From Gina’s stately viewpoint, the era of the Celtic Tiger becomes a time of lost innocence. Each chapter is named after a saccharine, nostalgia infused ballads from the fifties, ‘There Will be Peace in the Valley,’ ‘Love is Like a Cigarette,’ ‘Will You Love Me Tomorrow.’
There is a kind of irony in this proscribed soundtrack, not least because Gina’s acerbic tone is present throughout, (despite her professed love for Seán, she never seems to have fallen for him), because the Celtic Tiger doesn’t usually get represented as a bygone day of innocence, so much as a tacky era of indulgence and reckless deregulation for which deserved punishment was received. ‘We all partied,’ etc.
With a Bret Easton-Ellis-esque turn, designer label names are sprinkled throughout. Gina’s sister Fiona notices the brand of shoe a lawyer is wearing and Seán’s wife is at one point referred to as ‘Missus Issey Miyake.’ I panicked when I read it as I remembered no character named something so distinctive.

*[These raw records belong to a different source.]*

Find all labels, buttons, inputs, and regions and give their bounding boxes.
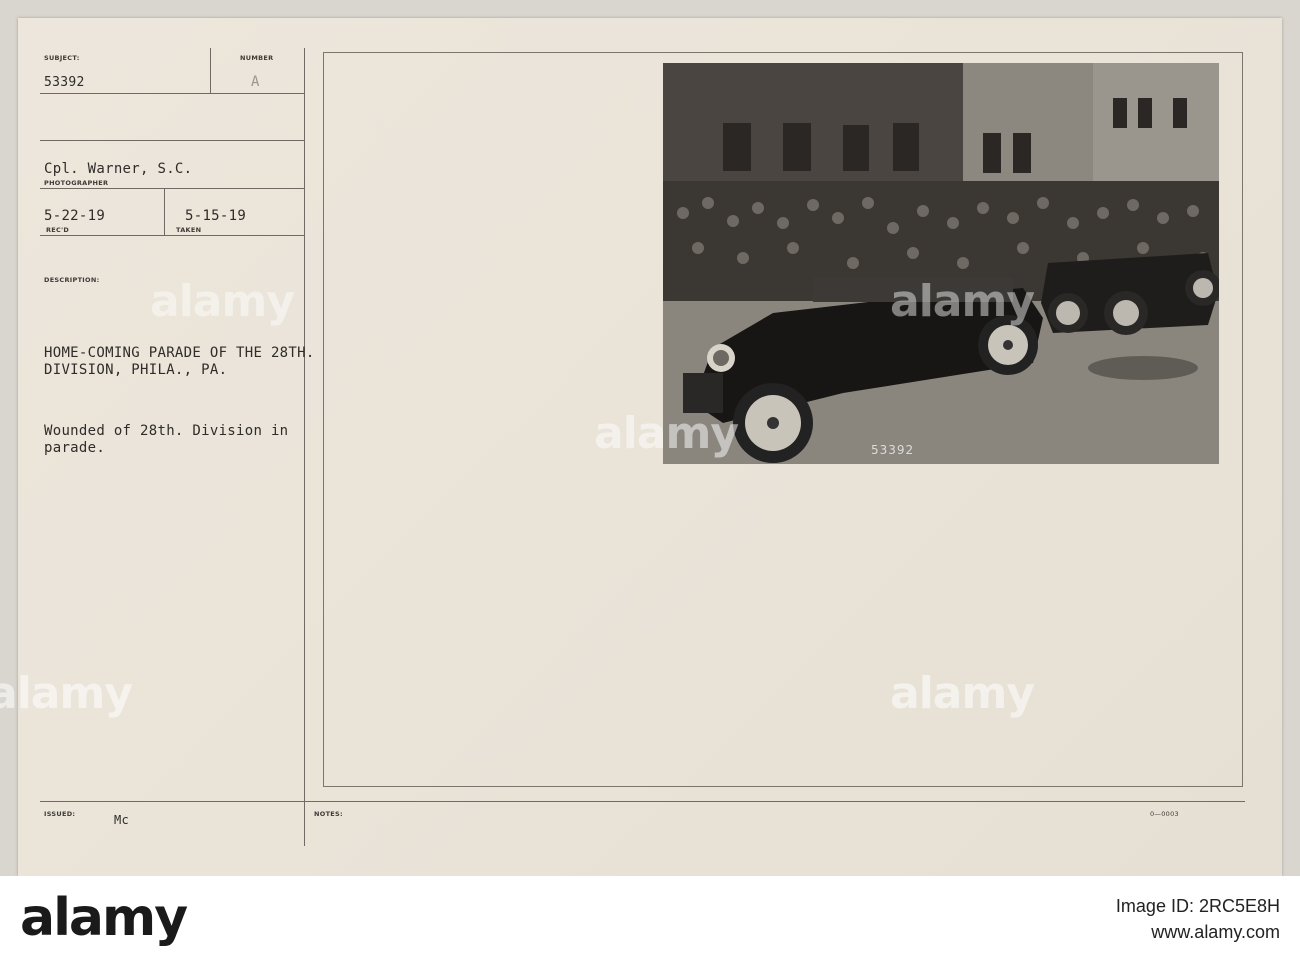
taken-label: TAKEN [176, 226, 202, 234]
issued-value: Mc [114, 813, 130, 827]
notes-label: NOTES: [314, 810, 343, 818]
watermark-logo: alamy [890, 668, 1035, 719]
number-value: A [251, 74, 260, 90]
issued-label: ISSUED: [44, 810, 76, 818]
number-label: NUMBER [240, 54, 274, 62]
negative-number: 53392 [871, 443, 915, 457]
number-divider [210, 48, 211, 94]
description-title-line-2: DIVISION, PHILA., PA. [44, 362, 228, 378]
photographer-label: PHOTOGRAPHER [44, 179, 109, 187]
received-label: REC'D [46, 226, 70, 234]
subject-underline [40, 93, 304, 94]
image-id-text: Image ID: 2RC5E8H [1115, 896, 1280, 916]
parade-photo-illustration [663, 63, 1219, 464]
photographer-underline [40, 188, 304, 189]
watermark-logo: alamy [150, 276, 295, 327]
subject-value: 53392 [44, 75, 85, 90]
form-code: 0—0003 [1150, 810, 1179, 818]
issued-rule [40, 801, 1245, 802]
left-column-divider [304, 48, 305, 846]
watermark-logo: alamy [594, 408, 739, 459]
received-date: 5-22-19 [44, 208, 106, 224]
taken-date: 5-15-19 [185, 208, 247, 224]
date-divider [164, 188, 165, 236]
watermark-logo: alamy [0, 668, 133, 719]
subject-label: SUBJECT: [44, 54, 80, 62]
site-url: www.alamy.com [1151, 922, 1280, 942]
watermark-logo: alamy [890, 276, 1035, 327]
alamy-logo: alamy [20, 888, 188, 948]
description-body-line-2: parade. [44, 440, 106, 456]
top-block-rule [40, 140, 304, 141]
photographer-value: Cpl. Warner, S.C. [44, 161, 193, 177]
parade-photograph: 53392 [663, 63, 1219, 464]
dates-underline [40, 235, 304, 236]
stock-footer-bar: alamy Image ID: 2RC5E8H www.alamy.com [0, 876, 1300, 966]
description-title-line-1: HOME-COMING PARADE OF THE 28TH. [44, 345, 315, 361]
description-body-line-1: Wounded of 28th. Division in [44, 423, 289, 439]
description-label: DESCRIPTION: [44, 276, 100, 284]
archive-card: SUBJECT: 53392 NUMBER A Cpl. Warner, S.C… [0, 18, 1282, 876]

Another thing to notice is how prevalent alcoholism is. In a recent interview, with Miriam O’Callaghan, Enright, speaking on the past quarter-century, says that she hopes that the Irish will one day develop a grown-up view of themselves. I reckon that the prevalence of booze in The Forgotten Waltz bears this at least partially adolescent quality to Irish society out. No matter how fancy the shoes, tiled kitchens and holiday homes in Ballymoney get, alcohol as hobby remains. It is generally fancy, European booze though, like Campari, Krug and ‘Canadian ice-wine.’ When people drink at the time in the book that I presume in the eighties, it’s just generic naggins of gin or vodka. Guinness never appears, which is progress, I suppose.
Published as The Forgotten Waltz was between The Gathering and The Green Road, its content straddles both. Like The Gathering it takes the form of a sort of an extended justification or witness statement, with the same narratorial self-consciousness that Veronica has. Gina sees the world a lot like Veronica does, but interacts with it very differently. I can’t see Veronica ever saying “Those mango slices are a crime!” at a New Year’s party or anywhere else.
Scenes like the party at Fiona’s house are new territory for Enright, a movement into less claustrophobic environs, from the tortured Nabokovian first person, to third-person comedy set-piece, like the Christmas dinner in The Green Road and its fallout.